If you’re trying to keep UV light from affecting already bottled beer, then the simplest way is to put them in a closet, pantry, etc.
Types of Beer Most Affected by Light
The higher the hop content in the beer, the greater the impact of light on the final product, so IPA beers, APA beers, Neipas, etc., are the ones that will be most affected and which should be taken care of the most.
In turn, beers with lower hop content will be the least affected, and similar to how bottle color affects how much light can reach the beer, the color of the beer is also important. Blond beers are more susceptible to UV light than dark beers since they allow light to penetrate into the interior of the container more easily, whereas dark beers only allow penetration on the surface.

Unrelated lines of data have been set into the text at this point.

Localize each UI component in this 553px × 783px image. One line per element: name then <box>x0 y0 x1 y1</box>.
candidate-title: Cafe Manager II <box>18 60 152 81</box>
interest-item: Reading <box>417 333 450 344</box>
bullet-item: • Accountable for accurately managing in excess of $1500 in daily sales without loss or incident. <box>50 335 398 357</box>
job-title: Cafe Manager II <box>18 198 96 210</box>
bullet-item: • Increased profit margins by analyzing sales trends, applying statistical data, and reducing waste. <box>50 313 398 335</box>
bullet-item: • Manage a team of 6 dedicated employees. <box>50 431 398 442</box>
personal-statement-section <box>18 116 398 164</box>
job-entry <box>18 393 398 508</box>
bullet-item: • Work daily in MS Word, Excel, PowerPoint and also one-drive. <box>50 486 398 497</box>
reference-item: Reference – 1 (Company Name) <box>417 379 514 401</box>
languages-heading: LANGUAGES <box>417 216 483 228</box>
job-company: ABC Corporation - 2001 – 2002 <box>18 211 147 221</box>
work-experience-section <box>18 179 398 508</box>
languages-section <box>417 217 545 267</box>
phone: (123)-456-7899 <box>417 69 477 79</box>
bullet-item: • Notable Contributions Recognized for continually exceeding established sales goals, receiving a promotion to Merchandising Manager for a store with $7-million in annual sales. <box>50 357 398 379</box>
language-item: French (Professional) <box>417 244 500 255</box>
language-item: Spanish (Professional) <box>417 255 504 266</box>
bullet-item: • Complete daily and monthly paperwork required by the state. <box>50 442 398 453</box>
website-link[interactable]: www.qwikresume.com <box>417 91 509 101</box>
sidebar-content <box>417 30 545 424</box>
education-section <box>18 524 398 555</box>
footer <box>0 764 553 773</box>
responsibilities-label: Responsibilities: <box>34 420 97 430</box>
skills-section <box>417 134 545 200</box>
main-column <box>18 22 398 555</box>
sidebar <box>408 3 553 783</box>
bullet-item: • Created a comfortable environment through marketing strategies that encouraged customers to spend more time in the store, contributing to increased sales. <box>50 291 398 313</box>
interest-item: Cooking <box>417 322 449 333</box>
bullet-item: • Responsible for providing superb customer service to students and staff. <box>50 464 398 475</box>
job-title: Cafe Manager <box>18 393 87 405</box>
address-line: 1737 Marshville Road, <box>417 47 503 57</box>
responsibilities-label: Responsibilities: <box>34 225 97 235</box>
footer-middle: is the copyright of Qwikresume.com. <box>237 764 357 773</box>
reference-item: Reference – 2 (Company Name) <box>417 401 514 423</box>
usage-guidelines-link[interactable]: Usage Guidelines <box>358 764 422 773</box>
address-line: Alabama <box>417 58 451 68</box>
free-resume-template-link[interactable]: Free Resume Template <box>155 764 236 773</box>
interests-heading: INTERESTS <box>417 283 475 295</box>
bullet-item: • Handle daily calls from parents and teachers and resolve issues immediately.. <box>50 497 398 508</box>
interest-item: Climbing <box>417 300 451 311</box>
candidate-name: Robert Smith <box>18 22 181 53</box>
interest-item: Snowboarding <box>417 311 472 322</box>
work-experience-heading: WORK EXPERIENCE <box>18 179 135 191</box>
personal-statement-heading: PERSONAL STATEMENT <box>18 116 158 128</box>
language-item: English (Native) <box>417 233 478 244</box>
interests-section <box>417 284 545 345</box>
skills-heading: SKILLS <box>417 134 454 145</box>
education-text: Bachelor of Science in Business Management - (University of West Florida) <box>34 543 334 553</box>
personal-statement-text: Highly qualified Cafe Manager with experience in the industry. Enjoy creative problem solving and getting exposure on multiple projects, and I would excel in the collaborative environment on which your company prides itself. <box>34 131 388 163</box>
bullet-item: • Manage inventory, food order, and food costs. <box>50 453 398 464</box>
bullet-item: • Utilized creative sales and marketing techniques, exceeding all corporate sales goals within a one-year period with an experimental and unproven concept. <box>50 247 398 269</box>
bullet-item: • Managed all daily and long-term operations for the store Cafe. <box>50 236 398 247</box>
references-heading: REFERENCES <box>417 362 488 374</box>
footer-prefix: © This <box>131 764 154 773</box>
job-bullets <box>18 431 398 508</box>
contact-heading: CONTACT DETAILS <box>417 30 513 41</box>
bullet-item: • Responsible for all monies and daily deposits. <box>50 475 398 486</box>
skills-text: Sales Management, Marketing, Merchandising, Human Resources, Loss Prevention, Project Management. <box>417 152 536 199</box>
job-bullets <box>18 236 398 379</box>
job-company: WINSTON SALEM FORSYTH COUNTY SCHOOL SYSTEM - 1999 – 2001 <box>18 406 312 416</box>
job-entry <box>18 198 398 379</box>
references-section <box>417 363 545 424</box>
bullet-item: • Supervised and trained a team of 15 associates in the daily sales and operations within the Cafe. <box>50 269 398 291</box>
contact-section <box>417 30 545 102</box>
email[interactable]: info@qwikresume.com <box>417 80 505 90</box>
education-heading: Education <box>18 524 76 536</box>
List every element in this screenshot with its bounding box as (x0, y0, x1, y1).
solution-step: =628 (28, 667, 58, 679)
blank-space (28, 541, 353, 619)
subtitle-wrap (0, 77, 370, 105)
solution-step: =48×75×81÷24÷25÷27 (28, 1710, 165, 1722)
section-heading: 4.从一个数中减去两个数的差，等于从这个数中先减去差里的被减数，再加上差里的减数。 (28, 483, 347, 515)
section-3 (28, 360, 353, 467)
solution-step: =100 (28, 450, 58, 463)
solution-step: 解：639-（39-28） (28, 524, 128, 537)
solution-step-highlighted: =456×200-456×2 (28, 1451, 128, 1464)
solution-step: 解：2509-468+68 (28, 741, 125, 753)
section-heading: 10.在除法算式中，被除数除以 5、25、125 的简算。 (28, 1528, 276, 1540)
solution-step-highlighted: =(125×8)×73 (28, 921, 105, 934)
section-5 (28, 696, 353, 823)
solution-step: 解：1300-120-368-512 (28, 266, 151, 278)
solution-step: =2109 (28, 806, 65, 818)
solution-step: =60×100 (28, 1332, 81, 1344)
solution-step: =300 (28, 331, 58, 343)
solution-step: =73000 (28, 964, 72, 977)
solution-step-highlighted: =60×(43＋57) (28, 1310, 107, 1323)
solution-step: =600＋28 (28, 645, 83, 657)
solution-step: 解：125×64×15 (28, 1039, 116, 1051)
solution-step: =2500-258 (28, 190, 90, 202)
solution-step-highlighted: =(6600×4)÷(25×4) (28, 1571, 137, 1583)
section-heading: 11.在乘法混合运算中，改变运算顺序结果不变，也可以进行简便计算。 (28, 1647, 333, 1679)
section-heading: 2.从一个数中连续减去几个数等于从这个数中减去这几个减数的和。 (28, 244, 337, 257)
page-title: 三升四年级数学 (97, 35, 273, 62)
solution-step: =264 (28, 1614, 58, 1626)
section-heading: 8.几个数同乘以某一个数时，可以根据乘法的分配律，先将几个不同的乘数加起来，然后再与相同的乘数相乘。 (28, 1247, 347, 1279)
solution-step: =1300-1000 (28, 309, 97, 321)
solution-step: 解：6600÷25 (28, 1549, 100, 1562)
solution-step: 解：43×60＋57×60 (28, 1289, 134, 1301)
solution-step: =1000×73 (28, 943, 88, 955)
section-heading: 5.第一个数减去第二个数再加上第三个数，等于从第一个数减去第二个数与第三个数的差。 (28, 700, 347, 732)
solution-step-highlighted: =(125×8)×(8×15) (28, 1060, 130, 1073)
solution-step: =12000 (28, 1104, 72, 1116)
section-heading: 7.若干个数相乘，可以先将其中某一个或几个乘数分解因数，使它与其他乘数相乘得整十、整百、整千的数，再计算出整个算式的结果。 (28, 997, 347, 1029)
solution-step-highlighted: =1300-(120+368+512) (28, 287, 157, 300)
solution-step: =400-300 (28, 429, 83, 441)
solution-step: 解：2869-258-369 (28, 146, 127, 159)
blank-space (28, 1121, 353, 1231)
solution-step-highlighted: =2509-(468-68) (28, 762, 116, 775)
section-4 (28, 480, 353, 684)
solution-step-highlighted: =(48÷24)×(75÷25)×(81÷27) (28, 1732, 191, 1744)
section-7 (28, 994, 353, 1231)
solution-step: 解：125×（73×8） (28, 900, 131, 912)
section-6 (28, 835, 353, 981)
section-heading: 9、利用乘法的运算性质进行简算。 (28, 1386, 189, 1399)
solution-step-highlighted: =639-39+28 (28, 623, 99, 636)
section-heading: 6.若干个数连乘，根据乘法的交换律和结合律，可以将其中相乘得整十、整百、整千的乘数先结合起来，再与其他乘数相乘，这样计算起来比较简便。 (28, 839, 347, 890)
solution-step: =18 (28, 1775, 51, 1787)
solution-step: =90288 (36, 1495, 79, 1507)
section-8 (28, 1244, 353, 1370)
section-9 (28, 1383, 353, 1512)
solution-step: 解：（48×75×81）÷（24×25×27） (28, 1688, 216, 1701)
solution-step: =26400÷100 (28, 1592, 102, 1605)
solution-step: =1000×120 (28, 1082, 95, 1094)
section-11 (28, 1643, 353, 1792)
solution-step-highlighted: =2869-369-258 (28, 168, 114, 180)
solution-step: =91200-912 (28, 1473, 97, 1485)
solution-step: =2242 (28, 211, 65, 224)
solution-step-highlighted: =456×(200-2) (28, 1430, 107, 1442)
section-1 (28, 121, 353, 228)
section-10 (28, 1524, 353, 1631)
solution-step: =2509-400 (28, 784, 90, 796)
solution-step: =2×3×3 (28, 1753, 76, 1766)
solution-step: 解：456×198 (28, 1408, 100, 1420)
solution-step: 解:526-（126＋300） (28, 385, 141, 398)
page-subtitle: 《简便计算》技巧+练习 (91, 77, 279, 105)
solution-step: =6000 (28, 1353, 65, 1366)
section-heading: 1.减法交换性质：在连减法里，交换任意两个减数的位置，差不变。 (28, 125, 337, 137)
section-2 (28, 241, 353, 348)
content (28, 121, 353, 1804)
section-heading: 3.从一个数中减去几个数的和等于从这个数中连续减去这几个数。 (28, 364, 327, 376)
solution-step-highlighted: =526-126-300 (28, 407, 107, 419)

On a side note, craft beers generally have a higher hop content than commercial ones and do not have any added antioxidants or other additives that protect them from light, so they are much more susceptible to deterioration.
Beers are irreversibly deteriorated by UV or fluorescent light, and it’s even worse for craft beers since they don’t have some of the added antioxidants that commercial breweries use to keep the beer fresh for longer. For this reason, it is very important that the container where the beer is fermented and stored is protected from sunlight and is also made from a material that keeps the beer as isolated from light as possible.